Quando parcheggiai nel cortile, Mitchell e Habib mi stavano aspettando. Li salutai con un cenno della mano ma loro non risposero. Nemmeno un sorriso. Nemmeno un commento. Non era un buon segno.

Salii due piani di scale e mi affrettai a raggiungere il mio appartamento. Sentivo un malessere allo stomaco e il cuore in subbuglio. Entrai in casa e fui sopraffatta dal sollievo quando Bob mi venne incontro. Chiusi a chiave la porta alle mie spalle e controllai Rex per assicurarmi che anche lui stesse bene. C’erano dodici messaggi in segreteria telefonica. Uno era muto. Sembrava uno dei silenzi di Ranger. Dieci erano per la nonna. L’ultimo era di mia madre.

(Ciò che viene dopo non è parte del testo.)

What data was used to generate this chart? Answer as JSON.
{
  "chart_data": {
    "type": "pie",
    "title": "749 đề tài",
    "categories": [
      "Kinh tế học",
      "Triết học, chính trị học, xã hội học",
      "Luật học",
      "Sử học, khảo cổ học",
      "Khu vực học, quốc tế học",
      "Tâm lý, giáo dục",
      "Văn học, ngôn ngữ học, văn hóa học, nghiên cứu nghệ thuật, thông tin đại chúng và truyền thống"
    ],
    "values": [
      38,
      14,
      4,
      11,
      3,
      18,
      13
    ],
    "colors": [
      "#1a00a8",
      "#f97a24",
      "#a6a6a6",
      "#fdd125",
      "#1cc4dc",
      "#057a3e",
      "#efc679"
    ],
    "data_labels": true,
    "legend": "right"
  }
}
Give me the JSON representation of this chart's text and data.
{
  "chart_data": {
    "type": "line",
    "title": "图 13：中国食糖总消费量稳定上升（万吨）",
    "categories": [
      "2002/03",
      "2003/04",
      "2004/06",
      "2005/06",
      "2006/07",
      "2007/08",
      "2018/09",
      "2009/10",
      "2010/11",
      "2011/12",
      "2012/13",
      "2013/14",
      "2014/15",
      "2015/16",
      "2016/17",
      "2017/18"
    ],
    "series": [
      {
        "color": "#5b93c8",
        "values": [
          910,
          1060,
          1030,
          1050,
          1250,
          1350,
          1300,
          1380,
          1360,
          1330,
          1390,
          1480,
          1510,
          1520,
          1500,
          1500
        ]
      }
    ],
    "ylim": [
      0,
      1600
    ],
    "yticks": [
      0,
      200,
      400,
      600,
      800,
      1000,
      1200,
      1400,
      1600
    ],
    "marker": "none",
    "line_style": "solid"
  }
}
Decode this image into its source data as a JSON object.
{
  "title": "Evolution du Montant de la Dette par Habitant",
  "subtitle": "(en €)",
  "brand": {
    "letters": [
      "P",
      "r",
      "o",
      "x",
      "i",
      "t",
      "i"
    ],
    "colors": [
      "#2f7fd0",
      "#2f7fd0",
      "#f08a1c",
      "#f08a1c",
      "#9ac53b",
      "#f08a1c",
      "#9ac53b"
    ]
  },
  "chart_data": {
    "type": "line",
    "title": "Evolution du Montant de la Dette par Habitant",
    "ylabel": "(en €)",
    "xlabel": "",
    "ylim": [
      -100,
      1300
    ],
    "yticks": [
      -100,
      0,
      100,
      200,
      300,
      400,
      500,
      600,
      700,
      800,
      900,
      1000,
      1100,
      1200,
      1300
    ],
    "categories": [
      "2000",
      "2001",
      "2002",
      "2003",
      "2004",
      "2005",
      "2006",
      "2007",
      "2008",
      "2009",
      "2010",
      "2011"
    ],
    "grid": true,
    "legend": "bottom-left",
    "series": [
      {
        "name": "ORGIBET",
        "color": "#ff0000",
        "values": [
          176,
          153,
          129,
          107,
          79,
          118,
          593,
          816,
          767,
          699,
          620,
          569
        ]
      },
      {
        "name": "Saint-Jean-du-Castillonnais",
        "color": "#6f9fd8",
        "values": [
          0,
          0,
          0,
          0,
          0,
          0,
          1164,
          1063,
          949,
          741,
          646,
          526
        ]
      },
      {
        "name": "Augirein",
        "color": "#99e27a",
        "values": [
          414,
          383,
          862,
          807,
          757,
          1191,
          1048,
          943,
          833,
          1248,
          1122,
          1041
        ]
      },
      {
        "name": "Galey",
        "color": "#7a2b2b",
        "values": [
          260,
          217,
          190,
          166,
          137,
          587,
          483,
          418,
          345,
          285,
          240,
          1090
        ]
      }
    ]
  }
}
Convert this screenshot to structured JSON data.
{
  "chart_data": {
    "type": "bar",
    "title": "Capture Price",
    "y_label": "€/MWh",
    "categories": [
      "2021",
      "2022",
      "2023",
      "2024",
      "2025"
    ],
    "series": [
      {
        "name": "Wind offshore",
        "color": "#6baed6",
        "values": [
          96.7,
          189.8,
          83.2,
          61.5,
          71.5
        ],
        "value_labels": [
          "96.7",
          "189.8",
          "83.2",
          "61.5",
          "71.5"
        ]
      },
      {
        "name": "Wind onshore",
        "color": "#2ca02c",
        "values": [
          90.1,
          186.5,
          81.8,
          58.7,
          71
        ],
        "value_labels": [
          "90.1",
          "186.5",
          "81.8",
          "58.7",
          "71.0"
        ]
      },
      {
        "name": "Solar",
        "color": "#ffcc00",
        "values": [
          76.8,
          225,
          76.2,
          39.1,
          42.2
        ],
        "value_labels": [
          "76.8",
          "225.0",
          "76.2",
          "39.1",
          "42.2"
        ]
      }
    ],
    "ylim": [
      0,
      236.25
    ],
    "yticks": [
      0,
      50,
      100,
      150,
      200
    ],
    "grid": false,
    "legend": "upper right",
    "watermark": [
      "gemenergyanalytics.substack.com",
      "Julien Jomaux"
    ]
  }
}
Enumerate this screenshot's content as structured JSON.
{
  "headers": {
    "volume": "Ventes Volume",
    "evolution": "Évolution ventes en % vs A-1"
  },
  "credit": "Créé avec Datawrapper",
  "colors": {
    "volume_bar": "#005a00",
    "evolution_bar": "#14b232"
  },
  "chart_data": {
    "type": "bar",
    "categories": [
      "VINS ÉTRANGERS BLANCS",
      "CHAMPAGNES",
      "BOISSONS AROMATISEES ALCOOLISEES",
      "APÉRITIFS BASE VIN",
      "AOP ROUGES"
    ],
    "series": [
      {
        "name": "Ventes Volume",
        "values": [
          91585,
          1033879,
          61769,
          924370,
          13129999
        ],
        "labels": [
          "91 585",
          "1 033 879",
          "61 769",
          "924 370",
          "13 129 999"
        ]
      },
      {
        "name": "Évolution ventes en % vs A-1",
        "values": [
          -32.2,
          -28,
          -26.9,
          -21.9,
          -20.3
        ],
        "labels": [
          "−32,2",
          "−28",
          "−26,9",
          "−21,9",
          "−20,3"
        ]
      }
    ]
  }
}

«Stasera mangiamo pollo fritto» disse. «Tua nonna pensava che forse potresti venire anche tu, visto che non hai niente da mangiare in casa perché Bob ha divorato tutto quello che c’era nella credenza mentre lei la puliva. E la nonna dice che forse è meglio che lo porti a spasso, quando rientri, perché ha ingurgitato due scatole di prugne secche che lei aveva appena comprato.»

Guardai Bob. Fiutava in giro e dalle dimensioni dello stomaco sembrava che avesse ingoiato un pallone da spiaggia.

«Gesù, Bob» dissi «non hai un bell’aspetto.»

Bob ruttò e fece un po’ d’aria.

«Forse dovremmo andare a fare una passeggiata.»

Bob cominciò ad ansimare. La saliva gocciolava sul pavimento e un tuono rombò nel suo stomaco. Arrancò qualche passo in avanti e poi si accovacciò.

«No!» gridai. «Non qui!» Afferrai il guinzaglio e la borsa e lo trascinai fuori dall’appartamento e lungo il corridoio. Non aspettammo l’ascensore. Prendemmo le scale e corremmo attraverso l’ingresso. Lo portai fuori e stavo per attraversare il cortile quando la Lincoln improvvisamente inchiodò davanti a noi. Mitchell saltò fuori dall’auto, mi spinse a terra e afferrò Bob.

Quando riuscii a rialzarmi in piedi, la Lincoln era già ripartita. Io urlai e le corsi dietro, ma l’auto era già fuori dal parcheggio sulla St. James Street. A un tratto frenò. Le portiere si spalancarono e Habib e Mitchell saltarono fuori.